А ведь я хотел потоптаться в ее цветнике — и только. Как все-таки облегчает душу, когда тобой не совершена очередная пакость! Хотя почему пакость? Ведь если женщина живет без любви, если у нее пустые глаза и ранние морщинки по краям губ, если она ищет собеседника в каждом мало-мальски приличном человеке, то она живет противоестественно и грешно и природа рано или поздно отомстит ей за это. Уж лучше пусть спит с человеком, к которому она тянется, чем бесчувственное одиночество вдвоем с нелюбимым. Но так представляется мне, а что по этому поводу думает она?
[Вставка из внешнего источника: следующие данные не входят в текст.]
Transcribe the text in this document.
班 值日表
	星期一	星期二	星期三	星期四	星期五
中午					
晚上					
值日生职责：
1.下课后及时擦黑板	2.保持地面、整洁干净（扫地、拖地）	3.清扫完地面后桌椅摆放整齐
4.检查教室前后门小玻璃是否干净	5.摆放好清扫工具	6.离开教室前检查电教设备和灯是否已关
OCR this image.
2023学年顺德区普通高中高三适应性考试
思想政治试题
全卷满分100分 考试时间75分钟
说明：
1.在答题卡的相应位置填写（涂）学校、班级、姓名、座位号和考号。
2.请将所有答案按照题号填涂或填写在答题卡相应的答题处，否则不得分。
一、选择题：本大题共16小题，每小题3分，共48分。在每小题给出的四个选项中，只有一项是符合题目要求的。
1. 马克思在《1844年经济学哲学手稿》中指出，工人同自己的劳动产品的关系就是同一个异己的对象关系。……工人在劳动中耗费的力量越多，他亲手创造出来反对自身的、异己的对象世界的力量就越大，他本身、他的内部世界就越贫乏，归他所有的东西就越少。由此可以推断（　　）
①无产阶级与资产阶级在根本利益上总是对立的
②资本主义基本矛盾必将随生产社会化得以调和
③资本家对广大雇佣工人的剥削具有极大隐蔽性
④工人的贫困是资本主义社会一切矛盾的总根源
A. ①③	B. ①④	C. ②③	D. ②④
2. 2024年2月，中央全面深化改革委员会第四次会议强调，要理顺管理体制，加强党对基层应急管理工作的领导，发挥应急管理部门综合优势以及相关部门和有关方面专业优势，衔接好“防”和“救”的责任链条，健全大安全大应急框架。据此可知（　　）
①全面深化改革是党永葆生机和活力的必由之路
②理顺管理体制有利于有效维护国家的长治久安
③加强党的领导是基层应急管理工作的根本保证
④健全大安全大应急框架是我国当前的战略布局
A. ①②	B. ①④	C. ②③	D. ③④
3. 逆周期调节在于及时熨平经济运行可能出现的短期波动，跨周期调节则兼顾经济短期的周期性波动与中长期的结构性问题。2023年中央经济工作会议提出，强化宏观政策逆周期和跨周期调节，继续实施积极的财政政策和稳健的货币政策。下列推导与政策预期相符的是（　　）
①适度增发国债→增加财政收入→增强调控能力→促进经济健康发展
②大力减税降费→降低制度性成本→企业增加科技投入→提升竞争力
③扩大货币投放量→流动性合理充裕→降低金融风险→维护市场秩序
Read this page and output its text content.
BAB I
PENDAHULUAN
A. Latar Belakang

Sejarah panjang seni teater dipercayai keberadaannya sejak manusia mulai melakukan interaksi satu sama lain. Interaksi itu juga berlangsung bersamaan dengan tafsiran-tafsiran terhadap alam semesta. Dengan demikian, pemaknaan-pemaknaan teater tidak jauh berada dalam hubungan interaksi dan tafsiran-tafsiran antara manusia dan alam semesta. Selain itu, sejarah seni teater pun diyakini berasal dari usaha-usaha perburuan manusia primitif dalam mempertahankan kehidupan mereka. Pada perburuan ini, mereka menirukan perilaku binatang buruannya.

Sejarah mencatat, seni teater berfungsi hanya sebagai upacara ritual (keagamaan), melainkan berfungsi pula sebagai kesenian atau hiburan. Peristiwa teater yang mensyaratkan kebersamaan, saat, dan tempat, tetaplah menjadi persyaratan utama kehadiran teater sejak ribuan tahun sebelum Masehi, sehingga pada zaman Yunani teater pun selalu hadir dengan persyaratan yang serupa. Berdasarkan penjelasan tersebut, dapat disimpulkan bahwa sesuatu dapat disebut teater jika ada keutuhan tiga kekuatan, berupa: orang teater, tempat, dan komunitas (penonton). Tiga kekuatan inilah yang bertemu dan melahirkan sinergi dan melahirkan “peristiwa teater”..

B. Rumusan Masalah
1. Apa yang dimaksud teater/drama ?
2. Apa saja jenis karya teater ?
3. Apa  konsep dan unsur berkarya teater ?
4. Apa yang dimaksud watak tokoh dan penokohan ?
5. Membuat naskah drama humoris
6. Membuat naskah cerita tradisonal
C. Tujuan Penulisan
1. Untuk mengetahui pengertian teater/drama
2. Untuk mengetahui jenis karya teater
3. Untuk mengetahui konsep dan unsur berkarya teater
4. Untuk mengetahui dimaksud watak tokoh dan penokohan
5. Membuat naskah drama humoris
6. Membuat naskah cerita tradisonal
Как бы там ни было, я несказанно рад нашему примирению, или не так, не примирению — восстановлению приязни, ненадолго утраченной нами. Уже только одно это наполняет мое вчерашнее пребывание в ресторане определенным жизненным смыслом. А ведь я не хотел идти в этот вертеп, но судьба распорядилась иначе — и вот результат.
Да, Всевышний мудро играет нами в шахматы, а мы всё думаем — это незамысловатая игра в поддавки…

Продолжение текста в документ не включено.